The museum is a 20 minute (approx.) walk from Cambridge Train Station, with taxis and frequent bus services to the city centre.

The nearest car park is at Lion Yard, off Pembroke Street. Limited Pay and Display and disabled badge holder parking is available on Trumpington Street.

History of the Collections

Fitzwilliam’s bequest included 144 pictures, among them Dutch paintings he inherited through his maternal grandfather and the masterpieces by Titian, Veronese and Palma Vecchio he acquired at the Orléans sales in London. During a lifetime of collecting, he filled more than 500 folio albums with engravings, to form what has been described as “a vast assembly of prints by the most celebrated engravers, with a series of Rembrandt’s etchings unsurpassed in England at that time”. His library included 130 medieval manuscripts and a collection of autograph music by Handel, Purcell and other composers which has guaranteed the Museum a place of prominence among the music libraries of the world.

Few museums in the world contain on a single site collections of such variety and depth.

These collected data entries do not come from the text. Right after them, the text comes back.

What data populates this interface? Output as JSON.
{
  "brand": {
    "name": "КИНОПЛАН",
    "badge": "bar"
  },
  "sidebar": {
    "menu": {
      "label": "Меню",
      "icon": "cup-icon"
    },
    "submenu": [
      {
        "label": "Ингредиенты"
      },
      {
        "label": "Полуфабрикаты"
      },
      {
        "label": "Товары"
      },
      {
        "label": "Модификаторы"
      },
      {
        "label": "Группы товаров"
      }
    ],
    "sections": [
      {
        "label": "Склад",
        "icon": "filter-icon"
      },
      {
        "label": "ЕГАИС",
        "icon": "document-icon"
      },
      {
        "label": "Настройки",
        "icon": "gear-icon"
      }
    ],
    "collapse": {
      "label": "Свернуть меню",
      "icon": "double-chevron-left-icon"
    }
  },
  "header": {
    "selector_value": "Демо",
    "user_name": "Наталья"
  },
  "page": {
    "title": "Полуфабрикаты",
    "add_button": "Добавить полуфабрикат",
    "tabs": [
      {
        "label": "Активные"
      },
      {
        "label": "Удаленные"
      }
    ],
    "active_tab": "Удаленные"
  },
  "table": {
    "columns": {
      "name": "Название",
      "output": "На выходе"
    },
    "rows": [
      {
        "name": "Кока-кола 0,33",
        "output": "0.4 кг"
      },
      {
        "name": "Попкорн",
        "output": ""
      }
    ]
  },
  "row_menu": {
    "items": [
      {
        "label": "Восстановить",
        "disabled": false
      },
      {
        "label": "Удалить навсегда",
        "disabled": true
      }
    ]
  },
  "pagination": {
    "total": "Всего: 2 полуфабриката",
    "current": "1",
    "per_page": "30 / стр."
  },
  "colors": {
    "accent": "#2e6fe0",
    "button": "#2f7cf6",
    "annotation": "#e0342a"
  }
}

Writing in his Foreword to the catalogue of the exhibition for Treasures from the Fitzwilliam which toured the United States in 1989-90, the then Director of the National Gallery of Art in Washington, DC, wrote that “like the British Museum, the Fitzwilliam addresses the history of culture in terms of the visual forms it has assumed, but it does so from the highly selective point of view of the collector connoisseur. Works of art have been taken into the collection not only for the historical information they reveal, but for their beauty, excellent quality, and rarity… It is a widely held opinion that the Fitzwilliam is the finest small museum in Europe”.